Closed nivex closed 2 years ago

nivex commented 5 years ago

IPv6 was first specified by RFC 2460 in December 1998. Operating system vendors have been coding to essentially this specification. This is 20 years of good work.

IPv6 was made a full Internet standard by RFC 8200 in July 2017. How much longer does something need to be a standard to be well integrated into the network? Given the rate of change of technology nowadays, I'd say five years is more than generous. I therefore suggest moving the flag day to the 2022-2024 timeframe.

Any further delay will result in excessive side effects stemming from IPv4 address exhaustion. The transfer market has already shown that gaining access to usable addresses is becoming cost prohibitive.

Related reading:

ipviolations commented 5 years ago

Hello @nivex, thanks for your comment on this matter. We are definitely open for discussion. We invite everyone who is interested to share comments and thoughts on this issue.

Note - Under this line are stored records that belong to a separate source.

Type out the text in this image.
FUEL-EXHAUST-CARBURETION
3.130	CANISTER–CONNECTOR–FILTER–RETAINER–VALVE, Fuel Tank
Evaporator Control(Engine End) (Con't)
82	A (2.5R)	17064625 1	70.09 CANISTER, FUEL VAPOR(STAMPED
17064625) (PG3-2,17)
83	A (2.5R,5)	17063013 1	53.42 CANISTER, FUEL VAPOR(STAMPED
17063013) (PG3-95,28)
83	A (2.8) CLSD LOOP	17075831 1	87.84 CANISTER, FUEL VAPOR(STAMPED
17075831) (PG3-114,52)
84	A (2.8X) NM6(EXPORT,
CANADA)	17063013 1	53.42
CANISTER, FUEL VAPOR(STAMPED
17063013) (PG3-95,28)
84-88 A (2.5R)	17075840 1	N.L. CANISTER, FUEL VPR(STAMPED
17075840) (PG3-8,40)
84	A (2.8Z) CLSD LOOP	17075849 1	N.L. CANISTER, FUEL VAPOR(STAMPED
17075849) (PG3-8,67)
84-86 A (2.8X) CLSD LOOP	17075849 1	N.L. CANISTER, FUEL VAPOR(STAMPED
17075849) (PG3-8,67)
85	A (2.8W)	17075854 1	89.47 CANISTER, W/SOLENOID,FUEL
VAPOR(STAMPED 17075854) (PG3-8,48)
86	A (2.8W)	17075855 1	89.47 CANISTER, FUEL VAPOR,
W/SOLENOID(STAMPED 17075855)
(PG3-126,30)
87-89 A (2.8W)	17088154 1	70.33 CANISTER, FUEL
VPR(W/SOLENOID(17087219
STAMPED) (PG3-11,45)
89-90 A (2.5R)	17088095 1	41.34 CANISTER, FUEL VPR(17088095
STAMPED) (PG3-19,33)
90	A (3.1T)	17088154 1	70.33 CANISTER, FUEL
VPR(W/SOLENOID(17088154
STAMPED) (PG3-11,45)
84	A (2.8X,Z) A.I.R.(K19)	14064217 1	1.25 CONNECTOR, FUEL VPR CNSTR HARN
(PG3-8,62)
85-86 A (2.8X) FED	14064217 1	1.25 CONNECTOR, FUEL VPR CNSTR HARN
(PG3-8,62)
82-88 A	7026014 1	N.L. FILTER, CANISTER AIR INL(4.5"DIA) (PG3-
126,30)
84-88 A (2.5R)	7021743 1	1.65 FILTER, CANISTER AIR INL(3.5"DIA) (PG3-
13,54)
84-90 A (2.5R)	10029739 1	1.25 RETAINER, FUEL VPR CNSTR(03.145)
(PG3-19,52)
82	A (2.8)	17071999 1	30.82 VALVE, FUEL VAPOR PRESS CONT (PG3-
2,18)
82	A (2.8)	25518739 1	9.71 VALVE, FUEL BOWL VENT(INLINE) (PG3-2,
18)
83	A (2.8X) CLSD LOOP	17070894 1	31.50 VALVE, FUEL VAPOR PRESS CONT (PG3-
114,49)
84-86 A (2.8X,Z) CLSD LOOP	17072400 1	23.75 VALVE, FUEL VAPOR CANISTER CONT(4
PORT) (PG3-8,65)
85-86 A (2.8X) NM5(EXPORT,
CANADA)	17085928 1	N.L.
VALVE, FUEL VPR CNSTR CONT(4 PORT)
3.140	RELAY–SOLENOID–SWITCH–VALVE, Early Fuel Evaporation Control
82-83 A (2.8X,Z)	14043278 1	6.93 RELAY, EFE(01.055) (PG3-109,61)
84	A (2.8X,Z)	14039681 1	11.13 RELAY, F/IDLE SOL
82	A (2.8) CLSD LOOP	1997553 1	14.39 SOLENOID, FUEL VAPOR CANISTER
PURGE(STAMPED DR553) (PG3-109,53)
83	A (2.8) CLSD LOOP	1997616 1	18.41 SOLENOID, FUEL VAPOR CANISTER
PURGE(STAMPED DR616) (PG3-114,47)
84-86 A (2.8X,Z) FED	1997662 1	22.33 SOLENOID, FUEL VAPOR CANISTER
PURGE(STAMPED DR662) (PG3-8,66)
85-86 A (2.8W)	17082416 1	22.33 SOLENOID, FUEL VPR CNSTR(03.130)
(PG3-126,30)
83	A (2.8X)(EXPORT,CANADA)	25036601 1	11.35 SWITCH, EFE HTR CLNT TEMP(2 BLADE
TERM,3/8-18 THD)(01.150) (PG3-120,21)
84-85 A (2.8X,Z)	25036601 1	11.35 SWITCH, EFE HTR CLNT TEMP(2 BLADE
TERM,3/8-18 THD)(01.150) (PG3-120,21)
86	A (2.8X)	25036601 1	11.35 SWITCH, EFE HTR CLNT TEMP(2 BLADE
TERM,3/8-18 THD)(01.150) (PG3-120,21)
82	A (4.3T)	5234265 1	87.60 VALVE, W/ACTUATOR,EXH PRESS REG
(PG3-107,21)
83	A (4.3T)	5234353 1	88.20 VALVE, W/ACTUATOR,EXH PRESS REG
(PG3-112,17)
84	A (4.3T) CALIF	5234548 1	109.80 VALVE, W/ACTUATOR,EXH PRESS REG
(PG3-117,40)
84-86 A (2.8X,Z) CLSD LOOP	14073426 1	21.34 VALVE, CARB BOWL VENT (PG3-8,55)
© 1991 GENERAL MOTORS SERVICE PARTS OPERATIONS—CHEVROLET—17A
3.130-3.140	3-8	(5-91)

tiagogaspar8 commented 5 years ago

I agree, It's not that difficult to deploy IPv6, actually, for example here in Portugal, 2 of the 3 ISP's support IPv6 1 of them uses IPv6 natively (without you asking for it) and the other one only enables it when asked for, so, as you can see there are ISP's that choose not to deploy IPv6, and I believe that's bad at too many levels, and ISP's are slowing down it's deployment for reasons wich I fail to understand. Ten years is too much, as they only need to enable it with a few clicks in their management software. I believe that if they wanted to they could deploy it in 2 years without any losses, they only need a little push.

Besides that issue, in the time that ISP's are adapting and enabling IPv6 in their infrastructures, IPv6 needs to grow a little bit with more standards, because there are things needed that IPv4 can do and IPv6 can't, mainly related with DNS. Also engineers and technicians need to have the required training, cause the IP versions are different, and their deployment methods are severely different, and several technicians believe they need NAT, Wich they don't, or tend to deploy very short prefixes to end costumers.

In conclusion there's a lot to be done, but we don't need 10 years to do it.

DC7IA commented 3 years ago

How much longer does something need to be a standard to be well integrated into the network? Given the rate of change of technology nowadays, I'd say five years is more than generous.

Yup.

I agree, It's not that difficult to deploy IPv6

Exactly, it's actually very easy, even easier than deploying legacy IP.

DC7IA commented 3 years ago

How about 31st December 2023?

nivex commented 2 years ago

The pandemic threw a wrench in a lot of things these past couple years, but I think we're starting to come out of that now.

I propose 2027-06-06 as the target date. That gives five more years from now and would be the 15th anniversary of World IPv6 Launch.

DC7IA commented 2 years ago

I propose 2027-06-06 as the target date. That gives five more years from now and would be the 15th anniversary of World IPv6 Launch.

15 years should be enough, yup.

nivex commented 2 years ago

I'm done with this farce. Closing all my open issues.